Imaging black hole was like listening to song on a broken piano: Katie Bouman
Imaging black hole was like listening to song on a broken piano: Katie Bouman
WASHINGTON
OBSERVING the black hole is like listening to a song being played on a piano with broken keys, says US computer scientist Katie Bouman, who became a global sensation for her role in capturing the world’s first actual image of a black hole.
Bouman, a postdoctoral fellow at the Harvard Smithsonian Center for Astrophysics, was speaking on Thursday before the Committee on Science, Space, and Technology of the US House of Representatives.
She said the computational imaging tools that the Event Horizon Telescope (EHT) team developed to study black holes could help improve technologies of the future, saving lives by improving the quality of medical images, seismic predictions, and even the performance of self-driving cars.
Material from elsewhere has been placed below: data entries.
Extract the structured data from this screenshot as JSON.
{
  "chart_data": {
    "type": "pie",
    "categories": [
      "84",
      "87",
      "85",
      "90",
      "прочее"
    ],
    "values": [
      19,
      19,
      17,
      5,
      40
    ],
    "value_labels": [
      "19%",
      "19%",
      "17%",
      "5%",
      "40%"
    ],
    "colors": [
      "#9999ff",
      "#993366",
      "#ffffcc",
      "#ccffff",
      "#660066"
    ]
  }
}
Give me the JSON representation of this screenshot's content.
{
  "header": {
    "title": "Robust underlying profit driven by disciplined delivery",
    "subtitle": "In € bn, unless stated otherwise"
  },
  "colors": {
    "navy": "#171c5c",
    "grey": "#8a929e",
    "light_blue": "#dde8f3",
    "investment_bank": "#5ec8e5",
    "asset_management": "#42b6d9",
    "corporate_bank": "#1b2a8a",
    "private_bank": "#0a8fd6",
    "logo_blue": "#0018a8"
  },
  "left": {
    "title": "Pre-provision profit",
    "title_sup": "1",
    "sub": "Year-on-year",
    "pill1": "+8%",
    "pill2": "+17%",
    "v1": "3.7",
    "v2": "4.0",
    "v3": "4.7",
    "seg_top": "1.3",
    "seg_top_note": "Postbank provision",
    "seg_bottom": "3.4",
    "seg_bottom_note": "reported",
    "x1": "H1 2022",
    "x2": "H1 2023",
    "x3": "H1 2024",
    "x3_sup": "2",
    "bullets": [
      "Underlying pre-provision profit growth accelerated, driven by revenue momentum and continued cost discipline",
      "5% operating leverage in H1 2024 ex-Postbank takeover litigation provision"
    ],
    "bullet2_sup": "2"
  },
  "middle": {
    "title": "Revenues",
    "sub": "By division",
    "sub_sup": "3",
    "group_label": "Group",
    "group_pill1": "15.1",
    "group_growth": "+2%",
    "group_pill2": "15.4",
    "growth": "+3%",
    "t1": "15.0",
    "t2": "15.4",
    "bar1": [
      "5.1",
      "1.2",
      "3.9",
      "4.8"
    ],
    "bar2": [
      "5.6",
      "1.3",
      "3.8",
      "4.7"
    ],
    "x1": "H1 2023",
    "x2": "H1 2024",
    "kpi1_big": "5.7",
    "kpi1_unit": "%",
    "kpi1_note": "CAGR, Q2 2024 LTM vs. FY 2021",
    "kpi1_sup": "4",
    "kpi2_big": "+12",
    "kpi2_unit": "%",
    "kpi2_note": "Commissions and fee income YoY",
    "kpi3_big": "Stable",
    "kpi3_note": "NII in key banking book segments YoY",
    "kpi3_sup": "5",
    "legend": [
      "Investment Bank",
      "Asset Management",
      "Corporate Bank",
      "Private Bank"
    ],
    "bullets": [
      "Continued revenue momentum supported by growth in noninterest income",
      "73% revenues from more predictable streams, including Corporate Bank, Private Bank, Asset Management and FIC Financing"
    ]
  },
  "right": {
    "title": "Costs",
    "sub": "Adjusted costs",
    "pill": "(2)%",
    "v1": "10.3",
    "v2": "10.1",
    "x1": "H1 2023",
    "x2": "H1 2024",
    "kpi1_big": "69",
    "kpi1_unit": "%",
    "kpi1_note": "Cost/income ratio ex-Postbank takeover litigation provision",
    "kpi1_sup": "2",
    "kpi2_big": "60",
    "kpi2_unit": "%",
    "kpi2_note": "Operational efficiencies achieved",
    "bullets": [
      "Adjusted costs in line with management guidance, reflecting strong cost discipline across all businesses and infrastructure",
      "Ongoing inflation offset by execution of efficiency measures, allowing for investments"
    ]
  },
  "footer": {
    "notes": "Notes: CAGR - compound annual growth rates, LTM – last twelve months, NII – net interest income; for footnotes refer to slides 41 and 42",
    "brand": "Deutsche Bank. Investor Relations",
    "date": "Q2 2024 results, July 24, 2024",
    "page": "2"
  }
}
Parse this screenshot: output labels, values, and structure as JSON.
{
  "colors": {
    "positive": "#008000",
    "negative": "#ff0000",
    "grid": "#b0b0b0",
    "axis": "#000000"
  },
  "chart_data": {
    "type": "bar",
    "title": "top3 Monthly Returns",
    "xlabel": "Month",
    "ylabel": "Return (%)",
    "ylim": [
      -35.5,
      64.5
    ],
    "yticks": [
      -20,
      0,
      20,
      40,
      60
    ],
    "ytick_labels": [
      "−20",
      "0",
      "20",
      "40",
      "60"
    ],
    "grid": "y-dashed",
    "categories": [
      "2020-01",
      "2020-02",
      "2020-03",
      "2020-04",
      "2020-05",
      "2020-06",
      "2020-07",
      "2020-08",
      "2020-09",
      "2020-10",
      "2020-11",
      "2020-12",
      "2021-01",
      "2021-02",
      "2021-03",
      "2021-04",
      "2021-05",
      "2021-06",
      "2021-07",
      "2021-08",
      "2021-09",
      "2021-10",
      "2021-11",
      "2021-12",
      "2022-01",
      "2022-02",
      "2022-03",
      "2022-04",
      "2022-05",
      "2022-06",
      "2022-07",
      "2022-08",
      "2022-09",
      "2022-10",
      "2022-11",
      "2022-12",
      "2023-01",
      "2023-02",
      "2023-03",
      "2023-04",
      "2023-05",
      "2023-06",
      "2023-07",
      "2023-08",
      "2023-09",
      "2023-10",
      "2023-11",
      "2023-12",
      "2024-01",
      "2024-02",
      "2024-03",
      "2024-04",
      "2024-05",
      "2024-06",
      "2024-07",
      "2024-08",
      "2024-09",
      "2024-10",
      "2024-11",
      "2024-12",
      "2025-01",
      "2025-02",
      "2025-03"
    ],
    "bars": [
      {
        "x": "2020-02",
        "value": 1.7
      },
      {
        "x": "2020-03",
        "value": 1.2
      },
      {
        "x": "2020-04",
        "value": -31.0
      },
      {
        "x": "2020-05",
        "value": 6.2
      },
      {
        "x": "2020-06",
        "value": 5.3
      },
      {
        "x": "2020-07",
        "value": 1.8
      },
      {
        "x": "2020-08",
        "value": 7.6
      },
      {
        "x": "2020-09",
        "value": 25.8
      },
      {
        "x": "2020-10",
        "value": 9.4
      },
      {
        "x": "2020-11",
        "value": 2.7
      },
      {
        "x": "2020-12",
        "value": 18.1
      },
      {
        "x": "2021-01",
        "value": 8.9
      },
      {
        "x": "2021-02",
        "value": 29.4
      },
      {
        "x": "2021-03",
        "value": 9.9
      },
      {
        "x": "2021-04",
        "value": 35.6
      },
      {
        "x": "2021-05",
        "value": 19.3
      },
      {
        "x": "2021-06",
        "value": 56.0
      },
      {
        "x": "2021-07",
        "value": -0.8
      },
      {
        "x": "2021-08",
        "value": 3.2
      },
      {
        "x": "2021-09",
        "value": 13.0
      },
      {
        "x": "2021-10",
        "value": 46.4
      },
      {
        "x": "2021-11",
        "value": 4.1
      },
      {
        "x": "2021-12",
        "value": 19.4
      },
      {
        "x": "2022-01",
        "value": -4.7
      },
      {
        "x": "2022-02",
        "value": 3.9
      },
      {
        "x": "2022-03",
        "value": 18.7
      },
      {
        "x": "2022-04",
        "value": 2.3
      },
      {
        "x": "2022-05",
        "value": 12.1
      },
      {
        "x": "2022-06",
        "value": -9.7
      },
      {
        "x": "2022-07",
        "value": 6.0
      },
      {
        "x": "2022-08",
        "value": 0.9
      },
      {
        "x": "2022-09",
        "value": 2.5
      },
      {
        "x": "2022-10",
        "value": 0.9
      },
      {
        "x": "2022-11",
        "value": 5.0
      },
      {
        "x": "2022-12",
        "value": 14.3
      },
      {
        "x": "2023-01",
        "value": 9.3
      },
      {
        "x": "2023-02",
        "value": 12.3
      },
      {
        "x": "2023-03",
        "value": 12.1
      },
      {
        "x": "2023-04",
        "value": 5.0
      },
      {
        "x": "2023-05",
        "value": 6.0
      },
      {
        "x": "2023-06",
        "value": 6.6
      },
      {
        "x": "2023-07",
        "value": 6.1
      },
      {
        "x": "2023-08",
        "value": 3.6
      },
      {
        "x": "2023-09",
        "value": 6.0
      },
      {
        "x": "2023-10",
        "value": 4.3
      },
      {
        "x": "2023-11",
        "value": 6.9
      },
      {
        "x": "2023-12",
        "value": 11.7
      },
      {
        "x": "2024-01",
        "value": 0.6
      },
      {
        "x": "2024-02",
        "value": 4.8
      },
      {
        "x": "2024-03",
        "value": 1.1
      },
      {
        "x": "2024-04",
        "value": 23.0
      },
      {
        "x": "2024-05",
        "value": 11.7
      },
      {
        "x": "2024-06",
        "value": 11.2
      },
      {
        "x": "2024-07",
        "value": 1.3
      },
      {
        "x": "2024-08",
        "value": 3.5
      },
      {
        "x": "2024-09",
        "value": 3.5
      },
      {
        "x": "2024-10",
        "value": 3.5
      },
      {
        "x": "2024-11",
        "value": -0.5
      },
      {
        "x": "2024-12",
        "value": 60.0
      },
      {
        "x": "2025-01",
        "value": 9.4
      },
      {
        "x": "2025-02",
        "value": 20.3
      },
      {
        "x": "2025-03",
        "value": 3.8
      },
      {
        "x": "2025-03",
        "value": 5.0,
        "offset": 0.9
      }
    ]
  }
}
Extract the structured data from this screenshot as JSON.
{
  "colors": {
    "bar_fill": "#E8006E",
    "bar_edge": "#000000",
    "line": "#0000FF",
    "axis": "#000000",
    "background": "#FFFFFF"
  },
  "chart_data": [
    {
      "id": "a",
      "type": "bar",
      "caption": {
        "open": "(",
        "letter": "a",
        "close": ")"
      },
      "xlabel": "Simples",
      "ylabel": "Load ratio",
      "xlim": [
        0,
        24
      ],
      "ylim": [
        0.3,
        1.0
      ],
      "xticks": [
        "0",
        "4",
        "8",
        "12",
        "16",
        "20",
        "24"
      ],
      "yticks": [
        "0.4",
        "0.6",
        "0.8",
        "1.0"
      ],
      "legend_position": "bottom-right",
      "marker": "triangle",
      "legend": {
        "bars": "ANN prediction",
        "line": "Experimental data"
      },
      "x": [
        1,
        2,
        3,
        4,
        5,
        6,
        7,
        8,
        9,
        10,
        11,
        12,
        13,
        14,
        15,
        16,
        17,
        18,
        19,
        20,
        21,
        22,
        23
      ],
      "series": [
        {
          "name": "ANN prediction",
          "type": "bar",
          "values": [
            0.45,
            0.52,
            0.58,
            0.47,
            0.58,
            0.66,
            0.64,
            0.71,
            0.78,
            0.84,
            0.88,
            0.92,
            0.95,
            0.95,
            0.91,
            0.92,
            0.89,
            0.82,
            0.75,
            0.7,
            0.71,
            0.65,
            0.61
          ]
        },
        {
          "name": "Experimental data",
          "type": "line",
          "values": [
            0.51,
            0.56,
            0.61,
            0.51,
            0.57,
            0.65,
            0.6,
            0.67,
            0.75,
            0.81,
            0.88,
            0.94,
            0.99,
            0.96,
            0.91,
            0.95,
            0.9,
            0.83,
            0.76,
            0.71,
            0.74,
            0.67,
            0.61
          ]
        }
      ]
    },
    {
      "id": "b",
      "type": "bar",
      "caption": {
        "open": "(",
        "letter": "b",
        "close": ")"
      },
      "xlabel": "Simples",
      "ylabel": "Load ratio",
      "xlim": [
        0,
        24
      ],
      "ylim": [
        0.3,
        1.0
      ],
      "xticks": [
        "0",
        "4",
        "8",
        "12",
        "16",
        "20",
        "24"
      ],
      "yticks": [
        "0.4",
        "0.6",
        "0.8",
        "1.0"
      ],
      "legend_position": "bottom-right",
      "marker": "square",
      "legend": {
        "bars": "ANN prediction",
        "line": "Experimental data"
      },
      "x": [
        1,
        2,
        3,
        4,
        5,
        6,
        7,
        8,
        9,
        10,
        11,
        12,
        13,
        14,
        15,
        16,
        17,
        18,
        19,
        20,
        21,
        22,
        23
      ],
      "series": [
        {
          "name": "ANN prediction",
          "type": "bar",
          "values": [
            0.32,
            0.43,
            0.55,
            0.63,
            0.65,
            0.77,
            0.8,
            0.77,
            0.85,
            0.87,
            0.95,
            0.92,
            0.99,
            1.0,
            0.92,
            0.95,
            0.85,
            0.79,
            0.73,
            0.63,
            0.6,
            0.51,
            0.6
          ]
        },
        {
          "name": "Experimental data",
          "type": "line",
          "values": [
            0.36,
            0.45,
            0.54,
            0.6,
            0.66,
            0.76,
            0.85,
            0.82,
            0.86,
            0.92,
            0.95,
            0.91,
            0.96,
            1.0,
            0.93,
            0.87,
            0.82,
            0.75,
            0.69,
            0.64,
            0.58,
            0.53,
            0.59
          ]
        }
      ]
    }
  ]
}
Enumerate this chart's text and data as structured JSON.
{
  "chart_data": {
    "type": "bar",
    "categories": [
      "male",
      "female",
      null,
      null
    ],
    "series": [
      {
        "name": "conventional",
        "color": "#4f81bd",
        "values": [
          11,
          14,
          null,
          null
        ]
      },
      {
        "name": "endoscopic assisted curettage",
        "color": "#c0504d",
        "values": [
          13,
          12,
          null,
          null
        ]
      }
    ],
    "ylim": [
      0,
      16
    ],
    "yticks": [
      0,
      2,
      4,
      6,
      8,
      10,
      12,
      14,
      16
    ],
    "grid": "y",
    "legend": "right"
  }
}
Unlike a backyard telescope used to peer through to study the night sky, the EHT does not capture a picture directly.
Instead, by combining the signals received at pairs of telescopes, the EHT captures measurements related to spatial frequencies of the image.
Telescopes that are close together enable information to be collected about the image’s large spatial structure, while pairs far apart provide information about small-scale structure.
Bouman said “though impractical, if we tiled the globe with telescopes we could collect the complete black hole image.”